Nebraska, Cowboy Trail

Cowboy Trail
Location: Nearly state wide
State: Nebraska
Length: 1.5 mile loop
Surface: Crushed Rock/Natural, asphalt
Trail type: Bike, hiking
Difficulty: Easy

Trail Information:

The 19th century’s great western migration laced Nebraska with travel corridors — the Oregon-California Trail, the Pony Express bridge route, the Mormon Trail.

The longest bridge on the Cowboy Trail, near Valentine Nebraska

Most have nearly vanished; their remaining traces are ruts crossing pastures, historical road signs that mark would-be intersections with modern highways, and a few restored way stations.

The routes that have endured were laid with rails and connected population and resource centers. The Union Pacific and Burlington Northern Santa Fe lines, traced by parallel highways, remain sturdy bones in the nation’s transportation network.

Somewhere between the almost gone and the commercially robust routes lies the Cowboy Recreation and Nature Trail — a historical corridor in transition.

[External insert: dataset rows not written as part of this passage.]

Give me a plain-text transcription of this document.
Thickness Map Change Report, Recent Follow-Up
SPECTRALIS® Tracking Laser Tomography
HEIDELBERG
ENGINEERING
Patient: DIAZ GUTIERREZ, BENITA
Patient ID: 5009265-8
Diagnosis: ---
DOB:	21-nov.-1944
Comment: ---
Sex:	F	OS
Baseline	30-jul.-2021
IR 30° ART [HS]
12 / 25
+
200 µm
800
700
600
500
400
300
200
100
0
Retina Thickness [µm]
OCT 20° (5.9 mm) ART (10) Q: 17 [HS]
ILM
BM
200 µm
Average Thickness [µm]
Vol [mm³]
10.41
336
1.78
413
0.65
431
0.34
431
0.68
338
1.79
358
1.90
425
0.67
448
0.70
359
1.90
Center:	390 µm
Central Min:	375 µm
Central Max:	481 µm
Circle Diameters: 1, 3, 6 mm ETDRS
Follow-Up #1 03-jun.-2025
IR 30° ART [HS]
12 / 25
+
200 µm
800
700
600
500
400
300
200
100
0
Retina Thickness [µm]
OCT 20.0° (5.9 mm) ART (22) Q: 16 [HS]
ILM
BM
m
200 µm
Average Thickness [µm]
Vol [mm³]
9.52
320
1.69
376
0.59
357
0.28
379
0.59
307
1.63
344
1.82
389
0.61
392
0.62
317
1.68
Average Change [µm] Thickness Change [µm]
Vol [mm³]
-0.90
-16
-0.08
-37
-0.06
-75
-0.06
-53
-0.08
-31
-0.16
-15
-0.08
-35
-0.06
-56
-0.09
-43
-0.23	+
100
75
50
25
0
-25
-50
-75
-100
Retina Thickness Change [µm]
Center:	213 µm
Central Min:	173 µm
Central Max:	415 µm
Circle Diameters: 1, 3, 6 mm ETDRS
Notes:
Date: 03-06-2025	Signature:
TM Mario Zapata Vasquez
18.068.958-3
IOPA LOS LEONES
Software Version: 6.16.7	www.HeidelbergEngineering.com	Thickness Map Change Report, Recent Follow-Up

Once part of the Chicago & North Western railroad’s Cowboy Line, the route covers 321 miles across northern Nebraska from Norfolk to Chadron. From east to west, the trail passes through the farmland of the Elkhorn River valley, into Plains ranchland, across the scenic Niobrara River valley, along the northern Sandhills and to the edge of the Pine Ridge.

The Cowboy Trail is the longest rail-to-trail conversion in progress in the United States, which includes a 148-foot high bridge over the Niobrara River at Valentine.


A five-mile section in Valentine features a Trailhead Park, complete with a windmill and small pond, which is located on the corner of First and Main streets. The surface of the trail through the city is paved. The longest bridge on the Cowboy Trail is on the east end of this section. It is 1/4 of a mile long and is 170 feet in the air.